Mehr und länger arbeiten – das wünscht sich Arbeitgeberpräsident Rainer Dulger. Damit meint er natürlich nicht sich und seine Kolleg*innen, sondern uns. Anlass seiner öffentlichen Sorgen ist, dass die wöchentliche Arbeitszeit in Deutschland im Jahr 2023 durchschnittlich 34,3 Stunden betrug. Für ihn ist das eine Versündigung an der Nation.
Obwohl heute mehr Menschen arbeiten als vor 20 Jahren, würden sie insgesamt nicht wesentlich mehr arbeiten als damals. Deutschland brauche eine „Steigerung der Effizienz“. Dafür seien auch mehr Ganztagsschulen und Kitas nötig, damit noch mehr Arbeit möglich sei.
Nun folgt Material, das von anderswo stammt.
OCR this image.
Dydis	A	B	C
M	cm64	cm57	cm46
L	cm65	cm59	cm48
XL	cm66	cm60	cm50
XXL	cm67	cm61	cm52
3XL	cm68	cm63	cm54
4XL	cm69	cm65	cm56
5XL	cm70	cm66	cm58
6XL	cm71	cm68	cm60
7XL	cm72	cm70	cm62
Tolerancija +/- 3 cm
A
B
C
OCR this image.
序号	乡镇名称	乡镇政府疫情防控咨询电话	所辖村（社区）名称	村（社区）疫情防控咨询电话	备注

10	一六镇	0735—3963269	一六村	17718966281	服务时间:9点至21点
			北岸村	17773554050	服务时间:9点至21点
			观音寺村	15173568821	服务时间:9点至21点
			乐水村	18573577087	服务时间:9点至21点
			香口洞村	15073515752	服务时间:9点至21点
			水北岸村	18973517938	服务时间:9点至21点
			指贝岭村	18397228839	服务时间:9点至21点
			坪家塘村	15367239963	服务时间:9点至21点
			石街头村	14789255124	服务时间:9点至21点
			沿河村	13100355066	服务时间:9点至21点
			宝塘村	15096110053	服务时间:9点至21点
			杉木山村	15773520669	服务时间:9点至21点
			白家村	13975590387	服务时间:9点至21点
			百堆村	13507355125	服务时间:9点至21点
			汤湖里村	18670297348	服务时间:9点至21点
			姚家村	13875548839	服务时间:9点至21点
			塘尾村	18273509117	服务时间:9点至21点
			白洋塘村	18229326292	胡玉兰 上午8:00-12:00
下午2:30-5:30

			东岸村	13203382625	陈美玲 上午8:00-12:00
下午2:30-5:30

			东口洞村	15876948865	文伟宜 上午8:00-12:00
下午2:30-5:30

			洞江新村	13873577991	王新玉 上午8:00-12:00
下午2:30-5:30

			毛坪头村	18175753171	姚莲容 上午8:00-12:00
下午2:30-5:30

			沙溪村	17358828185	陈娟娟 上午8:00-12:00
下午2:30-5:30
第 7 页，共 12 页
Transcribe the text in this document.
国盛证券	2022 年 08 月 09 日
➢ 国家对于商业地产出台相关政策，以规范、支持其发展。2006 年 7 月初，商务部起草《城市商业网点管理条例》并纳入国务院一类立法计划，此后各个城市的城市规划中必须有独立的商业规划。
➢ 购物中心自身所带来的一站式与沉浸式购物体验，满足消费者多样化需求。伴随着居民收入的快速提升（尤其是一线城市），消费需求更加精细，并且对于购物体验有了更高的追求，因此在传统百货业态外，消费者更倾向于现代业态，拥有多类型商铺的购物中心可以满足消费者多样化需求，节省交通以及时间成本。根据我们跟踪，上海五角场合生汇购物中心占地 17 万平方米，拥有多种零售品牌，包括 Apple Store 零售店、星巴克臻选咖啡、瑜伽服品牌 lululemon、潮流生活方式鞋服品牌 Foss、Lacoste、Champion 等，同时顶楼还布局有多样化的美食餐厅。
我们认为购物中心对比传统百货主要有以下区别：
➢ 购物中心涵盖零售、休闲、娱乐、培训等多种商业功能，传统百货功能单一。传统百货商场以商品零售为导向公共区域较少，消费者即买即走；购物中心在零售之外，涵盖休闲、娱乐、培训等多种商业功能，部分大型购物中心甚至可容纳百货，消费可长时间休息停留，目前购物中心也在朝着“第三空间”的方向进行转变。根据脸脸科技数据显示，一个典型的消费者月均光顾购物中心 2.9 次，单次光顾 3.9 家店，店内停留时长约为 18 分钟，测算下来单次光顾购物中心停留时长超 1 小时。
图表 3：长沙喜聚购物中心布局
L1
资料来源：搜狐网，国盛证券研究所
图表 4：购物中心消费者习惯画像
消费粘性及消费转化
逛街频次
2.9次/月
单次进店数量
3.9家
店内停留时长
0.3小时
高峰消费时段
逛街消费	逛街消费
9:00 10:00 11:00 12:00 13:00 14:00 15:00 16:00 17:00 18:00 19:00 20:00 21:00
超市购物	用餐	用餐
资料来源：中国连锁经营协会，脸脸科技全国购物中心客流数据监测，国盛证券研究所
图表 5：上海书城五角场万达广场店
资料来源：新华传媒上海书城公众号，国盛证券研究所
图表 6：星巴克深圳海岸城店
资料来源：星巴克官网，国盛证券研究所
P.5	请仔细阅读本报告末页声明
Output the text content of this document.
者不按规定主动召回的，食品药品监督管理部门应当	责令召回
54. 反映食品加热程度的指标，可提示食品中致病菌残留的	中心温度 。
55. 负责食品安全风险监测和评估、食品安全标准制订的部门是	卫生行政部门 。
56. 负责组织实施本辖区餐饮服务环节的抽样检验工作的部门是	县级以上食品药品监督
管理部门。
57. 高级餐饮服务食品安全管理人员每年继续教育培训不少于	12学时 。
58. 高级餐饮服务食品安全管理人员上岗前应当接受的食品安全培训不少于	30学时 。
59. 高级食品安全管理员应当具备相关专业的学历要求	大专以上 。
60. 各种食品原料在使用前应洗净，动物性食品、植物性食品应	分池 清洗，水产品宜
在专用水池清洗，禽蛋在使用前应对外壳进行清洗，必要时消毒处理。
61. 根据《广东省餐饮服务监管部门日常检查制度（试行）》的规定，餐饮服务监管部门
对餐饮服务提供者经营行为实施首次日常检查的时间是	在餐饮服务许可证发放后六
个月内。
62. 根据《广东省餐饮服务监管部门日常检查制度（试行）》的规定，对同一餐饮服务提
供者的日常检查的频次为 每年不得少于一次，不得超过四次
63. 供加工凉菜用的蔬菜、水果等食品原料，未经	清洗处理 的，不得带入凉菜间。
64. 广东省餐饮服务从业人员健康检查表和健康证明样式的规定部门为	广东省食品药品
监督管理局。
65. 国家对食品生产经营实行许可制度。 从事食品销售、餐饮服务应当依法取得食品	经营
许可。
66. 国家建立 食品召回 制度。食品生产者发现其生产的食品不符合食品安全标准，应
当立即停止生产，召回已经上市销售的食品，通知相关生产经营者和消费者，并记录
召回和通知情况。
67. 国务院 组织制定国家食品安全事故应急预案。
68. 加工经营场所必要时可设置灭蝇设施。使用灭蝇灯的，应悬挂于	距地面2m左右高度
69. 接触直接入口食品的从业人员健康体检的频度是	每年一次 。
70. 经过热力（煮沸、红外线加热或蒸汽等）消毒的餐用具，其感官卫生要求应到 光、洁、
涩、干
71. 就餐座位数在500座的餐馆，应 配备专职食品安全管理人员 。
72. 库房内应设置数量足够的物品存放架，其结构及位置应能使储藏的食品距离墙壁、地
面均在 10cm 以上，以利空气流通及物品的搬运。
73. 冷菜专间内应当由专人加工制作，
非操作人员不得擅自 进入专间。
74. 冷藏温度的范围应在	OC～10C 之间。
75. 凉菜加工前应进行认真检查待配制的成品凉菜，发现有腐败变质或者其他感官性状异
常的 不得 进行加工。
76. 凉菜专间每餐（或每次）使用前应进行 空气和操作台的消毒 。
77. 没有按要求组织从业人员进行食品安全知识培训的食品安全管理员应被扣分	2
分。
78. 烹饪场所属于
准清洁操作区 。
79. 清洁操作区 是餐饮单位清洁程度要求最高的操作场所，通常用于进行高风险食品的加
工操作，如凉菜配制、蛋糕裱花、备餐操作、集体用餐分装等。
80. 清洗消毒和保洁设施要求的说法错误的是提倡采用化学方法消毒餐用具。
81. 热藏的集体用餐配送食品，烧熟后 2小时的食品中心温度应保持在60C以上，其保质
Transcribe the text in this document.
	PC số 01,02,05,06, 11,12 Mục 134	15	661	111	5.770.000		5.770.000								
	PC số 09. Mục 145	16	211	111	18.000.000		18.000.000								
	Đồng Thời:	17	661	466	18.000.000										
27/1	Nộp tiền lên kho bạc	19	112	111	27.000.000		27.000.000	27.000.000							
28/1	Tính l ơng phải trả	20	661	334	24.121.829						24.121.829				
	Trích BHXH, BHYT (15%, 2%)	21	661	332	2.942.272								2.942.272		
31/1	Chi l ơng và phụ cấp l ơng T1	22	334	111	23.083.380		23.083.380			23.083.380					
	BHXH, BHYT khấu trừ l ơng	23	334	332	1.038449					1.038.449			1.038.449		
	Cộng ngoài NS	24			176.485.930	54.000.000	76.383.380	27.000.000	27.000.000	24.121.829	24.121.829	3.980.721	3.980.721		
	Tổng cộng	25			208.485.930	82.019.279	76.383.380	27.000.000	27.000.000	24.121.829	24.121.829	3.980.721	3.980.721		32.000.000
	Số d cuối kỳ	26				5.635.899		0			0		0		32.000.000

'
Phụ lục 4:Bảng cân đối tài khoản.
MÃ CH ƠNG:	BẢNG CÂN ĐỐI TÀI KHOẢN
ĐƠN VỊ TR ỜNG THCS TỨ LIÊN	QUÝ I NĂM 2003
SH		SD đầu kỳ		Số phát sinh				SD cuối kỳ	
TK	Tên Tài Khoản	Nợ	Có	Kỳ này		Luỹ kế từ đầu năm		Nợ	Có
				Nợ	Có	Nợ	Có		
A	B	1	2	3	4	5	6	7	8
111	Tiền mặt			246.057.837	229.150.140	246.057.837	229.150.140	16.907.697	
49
Der Grund für die Sorgen des Unternehmers: Der Weltmarkt bricht in seiner bisherigen Form auseinander, Deutschlands wirtschaftlicher Erfolg wankt. In der Krise sollen wir aber nicht nur die Zeche zahlen – in Form von Preiserhöhungen, Sozialabbau und steigenden Mieten. Wir sollen den Karren auch wieder aus dem Dreck ziehen. Dabei bleibt der Schaden wie immer bei uns. Vom Mehr an Lohnarbeit erwarten Unternehmen und Staat jedoch nicht nur mehr Ausbeutung, Profite und Steuereinnahmen.
„Früher unterbrach Freizeit die Arbeit – heute ist es andersherum“, so ließ sich der Bremer CDU-Bundestagsabgeordnete Röwekamp in der Zeitung zitieren. Wer hier die Schuld an Deutschlands mangelndem Erfolg trägt, wird damit klar: faule, arbeitsscheue Vaterlandsverräter*innen!
Migrant*innen waren die ersten Ziele der autoritären Transformation, des Rechtsrucks. Die sogenannten Leistungsschwachen – Faule, Erwerbslose, Alleinerziehende, Kranke, Arme – werden die nächsten sein. Die eigentlich richtige Forderung nach mehr Ganztagsschulen und Kitas verkehrt sich so zu einem Teil dieses kommenden sozialen Angriffs.
Dagegen helfen könnte ein solidarischer Antifaschismus. Einer, der den Rechtsruck als Ausdruck der autoritären Transformation der Gesellschaft in der Krise begreift. Der nicht „gesellschaftlichen Zusammenhalt“, sondern solidarische Kämpfe um gemeinsame Verbesserungen dagegenhält. Ein Antifaschismus, der auch die Voraussetzungen des Rechtsrucks benennt. Denn gegen Rechts geht nur radikal: gegen Staat, Nation und Kapital!